İBB’nin yaptığı bir çalışmada İstanbul’da 1 milyon 100 bin bina var. 1 milyon 100 bin denilen binanın 48 bin bina çok ağır hasarlı olacak. Sizinle ikimiz şöyle düşünelim. 48 bin bina çok ağır hasar demek yani göçecek yıkılacak can kaydı da orada beklenecek. Biz baştan 28’ini daha atalım. Diyelim yalnızca 20 binde ölümlü olur. 20 bin bina demek. Her bir binayı 4 kat düşünsen 80 bin kat yapar. Her bir binaya iki tane daire koysan 160 bin daire yapar. Her daireye 4 kişi yapar, 320 bin kişi direkt doğruya mevtle burun buruna demektir. Kimileri çıkıyor, onlar yani herhalde o denli söylettiriliyor; İstanbul sarsıntısı olunca 10 bin kişi ölür falan. Halkı rahatlatmak güya, nasıl rahatlatmaysa. Bu halkı aldatmak üzere bir şey. Hakikat değil. Bu tedbirleri küçümsemek bir sefer.

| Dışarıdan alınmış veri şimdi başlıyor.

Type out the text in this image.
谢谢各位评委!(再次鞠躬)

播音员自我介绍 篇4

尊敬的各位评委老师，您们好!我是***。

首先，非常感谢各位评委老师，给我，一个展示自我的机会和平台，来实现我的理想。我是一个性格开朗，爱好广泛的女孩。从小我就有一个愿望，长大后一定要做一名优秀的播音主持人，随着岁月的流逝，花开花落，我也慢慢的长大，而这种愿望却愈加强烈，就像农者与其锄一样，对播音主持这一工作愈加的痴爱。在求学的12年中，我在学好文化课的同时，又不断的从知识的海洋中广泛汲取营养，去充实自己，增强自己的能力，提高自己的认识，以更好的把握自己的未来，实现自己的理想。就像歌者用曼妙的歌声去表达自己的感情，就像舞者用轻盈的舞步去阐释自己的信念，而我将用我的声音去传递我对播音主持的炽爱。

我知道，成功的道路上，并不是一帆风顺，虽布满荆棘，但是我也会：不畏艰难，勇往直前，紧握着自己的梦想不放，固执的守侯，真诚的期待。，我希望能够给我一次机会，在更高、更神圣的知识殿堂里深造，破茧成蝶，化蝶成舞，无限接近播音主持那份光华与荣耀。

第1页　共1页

Asıl dediğiniz topu halka atmaktan çıkıp, direk düşündüğümü söylüyorum. İnsanlara konutunuzu güçlendirin yahut sarsıntıya dirençli hale getirin dediğimiz vakit biliyoruz ki insanlarımızın büyük kısmı bunu yapabilecek kapasitede ekonomik durumu müsait değil. Bunlara bunu yapın demek affedersiniz biraz alay etmek üzere oluyor. Bu insanlara konutunuzu zelzeleye dirençli hale getirin demenin bir yararı yok. Büyük çoğunluğu yapamaz. Bu mevt sayısını dikkate bedel biçimde azaltmaz. Misyon evvel Türk hükümete düşüyor. Bugüne kadar Türk hükümetleri daima şöyle bir stratejiyi tercih ettiler. Dediler ki sarsıntı Allah’tan gelen bir şey. Sarsıntı olsun ondan sonra hükümetler olarak alana ineriz halkı aç susuz bırakmayız. Hem bu vesile ile de siyasi rant da elde ederiz. Yani Allah razı olsun hükümetler geldi bizi aç susuz bırakmadı. Yakınlarda da birebir şeyi gördük bir yerde zelzele varsa bütün bakanlar orada konuşuyorlar ediyorlar. Çok da yararlı işler yaptılar biz de Allah razı olsun diyelim. Bu hoş fakat bütün bunlar takdir etmemize karşın olması gereken lakin çağdışı bir anlayışla yapılan şeylerdir. Zira günümüzde çağımızda bilimin ve teknolojinin ileri olduğu toplumlarda insan hayatı her şeyden evvel geldiği için zelzele olmadan evvel gerekeni yapacaksın. Türk hükümetlerinin birçok bu stratejiyi yok saydı.”